Ya se acerca la hora del tren. Desde aquí hasta la estación de azulejos amarillos, con su vestíbulo de paredes cubiertas de mosaico verde y suelo de terrazo también verde. Al final del andén, aparcada en una via muerta, hay una vieja máquina de maniobras, verde, con franjas amarillas. Olvidada. Innecesaria. Las noches de invierno, esperando al tren, abro la puerta, me subo. Doy rienda suelta a la imaginación, ahora soy un maquinista y la pongo en marcha. Voy por este camino de encrucijados rieles plateados que brillan fríamente hasta la estación de tu ciudad, aun cuando el límite de mi vehículo no supere los 60 Km/h para alargar la emoción que me produce volver a verte.
Prefiero soñar, la realidad no me gusta. Se puede amar e imaginar que se ama. Cuando se ignora otras carencias. Pero, ¿por qué romper el muro de contención de un inmenso embalse? La catástrofe puede ser irreparable.
Estoy solo en un bar verde. Fuera también es todo es verde. El vaso se ha quedado vacío, yo también. Las sillas y mesas de fuera también se han quedado vacías. Ahora está lleno dentro, a mi alrededor, lleno de palabras, de humo y de personas extrañas.
¡OH!, venga y hagamos planes, para el verano que nunca llegará ahora que estamos en el umbral.
¿Dónde estarás ahora? ¿Qué harás? ¿En compañía de quién miraras las oscuras aguas del mar de noche?
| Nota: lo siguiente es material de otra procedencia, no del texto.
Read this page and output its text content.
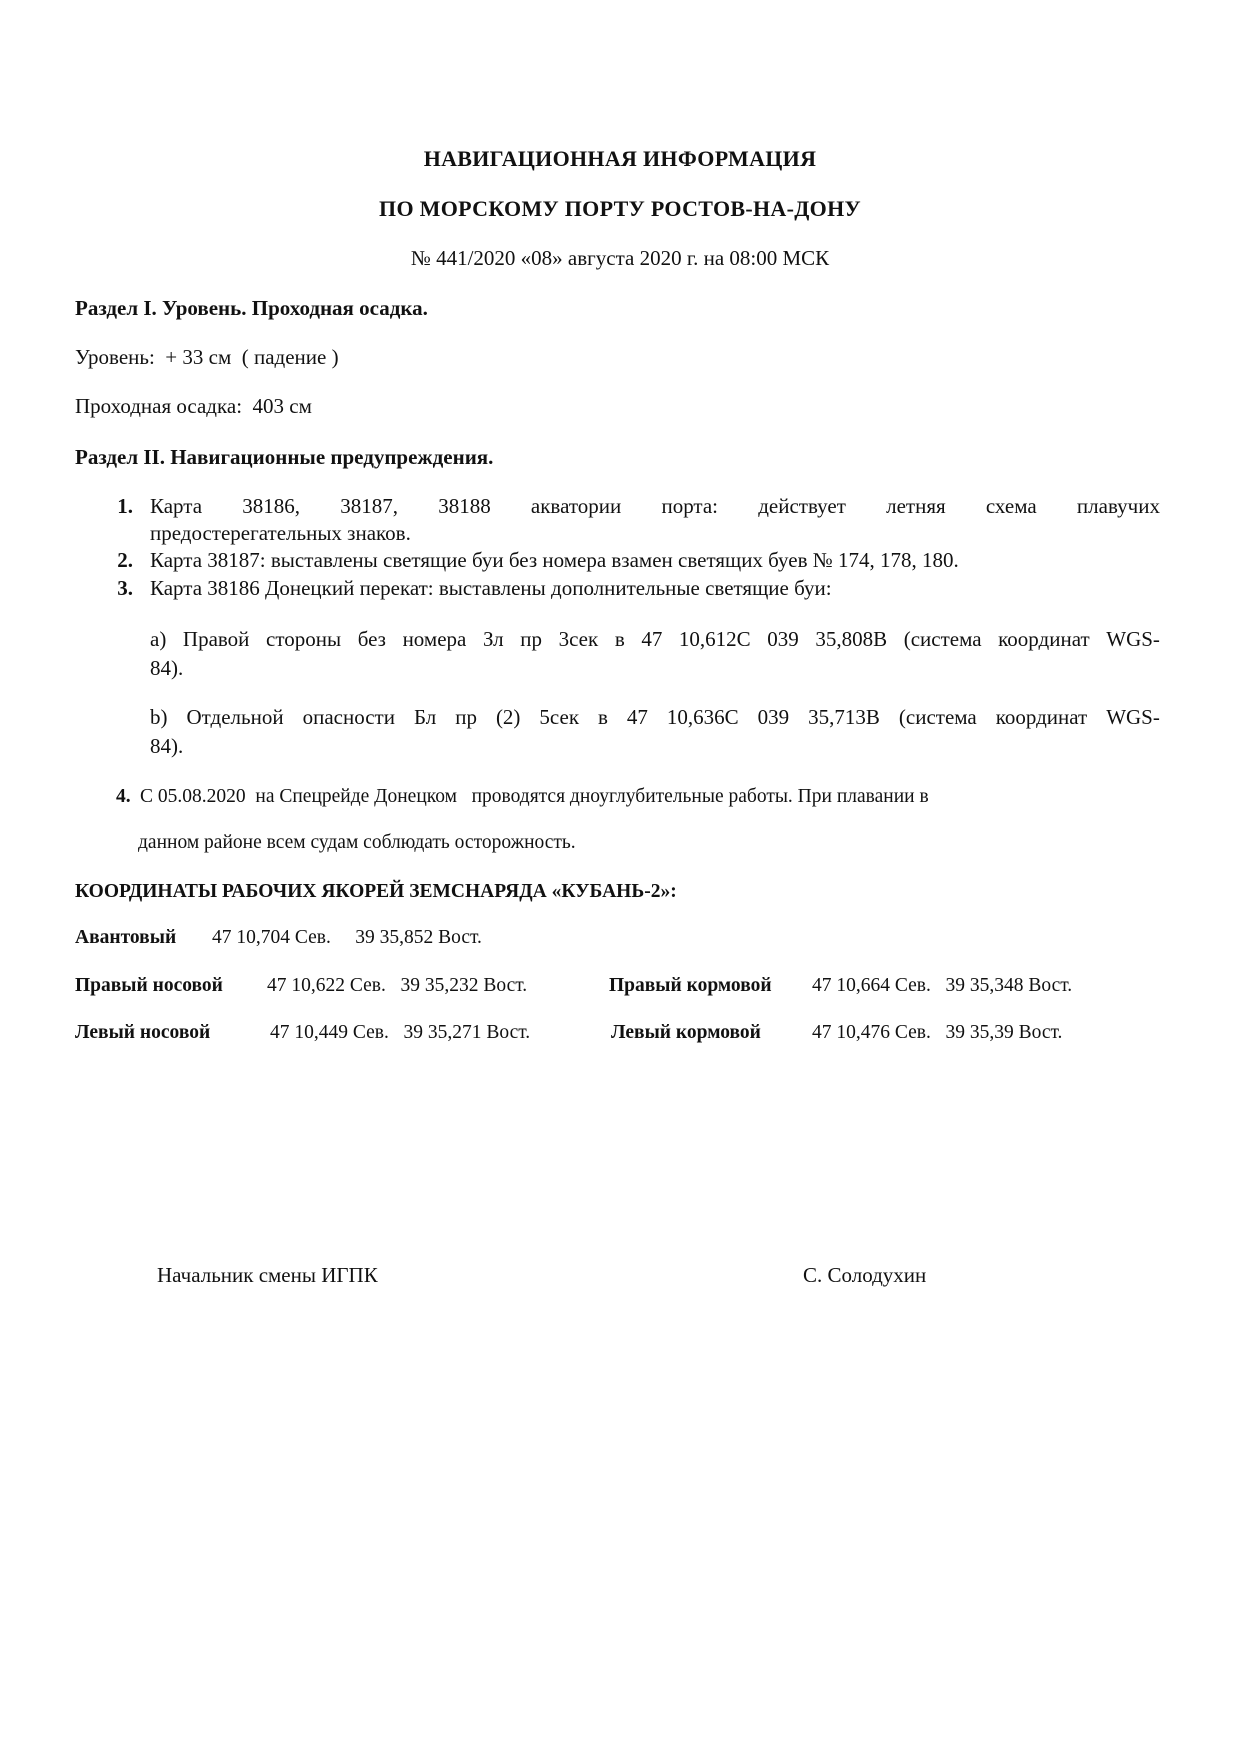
НАВИГАЦИОННАЯ ИНФОРМАЦИЯ
ПО МОРСКОМУ ПОРТУ РОСТОВ-НА-ДОНУ
№ 441/2020 «08» августа 2020 г. на 08:00 МСК
Раздел I. Уровень. Проходная осадка.
Уровень:  + 33 см  ( падение )
Проходная осадка:  403 см
Раздел II. Навигационные предупреждения.
1. Карта 38186, 38187, 38188 акватории порта: действует летняя схема плавучих
предостерегательных знаков.
2. Карта 38187: выставлены светящие буи без номера взамен светящих буев № 174, 178, 180.
3. Карта 38186 Донецкий перекат: выставлены дополнительные светящие буи:
a) Правой стороны без номера Зл пр 3сек в 47 10,612С 039 35,808В (система координат WGS-
84).
b) Отдельной опасности Бл пр (2) 5сек в 47 10,636С 039 35,713В (система координат WGS-
84).
4. С 05.08.2020  на Спецрейде Донецком   проводятся дноуглубительные работы. При плавании в
данном районе всем судам соблюдать осторожность.
КООРДИНАТЫ РАБОЧИХ ЯКОРЕЙ ЗЕМСНАРЯДА «КУБАНЬ-2»:
Авантовый 47 10,704 Сев.     39 35,852 Вост.
Правый носовой 47 10,622 Сев.   39 35,232 Вост.	Правый кормовой 47 10,664 Сев.   39 35,348 Вост.
Левый носовой	47 10,449 Сев.   39 35,271 Вост.	Левый кормовой	47 10,476 Сев.   39 35,39 Вост.
Начальник смены ИГПК	С. Солодухин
Asomada al muro del puerto. Las luces de la costa de enfrente. La brisa marina y el murmullo tranquilizador de las olas.
La hora de irme se acerca, pero prefiero quedarme aquí en este bar, antes que irme al sur en un tren. Fuera ya no se ve todo verde, ahora todo es negro y misterioso. Tarareo una canción de Sinêad O´connor. Irlanda aun queda más al norte.

6 comentarios

perseida -

Bienvenido Rigel!.
Me gusta lo verde. Saludos.

Goreño -

Bienvenido, Rigel, tu excelente texto es todo un homenaje a tu cantante preferido.

pokito -

Un lujo poder leer tus letras también aquí, Rigel, y repito lo de Cerro, final muy bueno, como todo el relato.

salud
chus

NOFRET -

Uf! otra vez me olvidé! anónimo soy yo.
saludos de nuevo!

Anónimo -

Muy descriptivo y lleno de simbolismos tu cuento verde, Rigel.
un gusto leerlo y recibirte.

Cerrolaza -

Bienvenido, Rigel, y muchas gracias por este relato tan bueno, el final ("Irlanda aún queda más al norte") es bueno bueno.

Un gustazo tenerte con nosotros. Salud.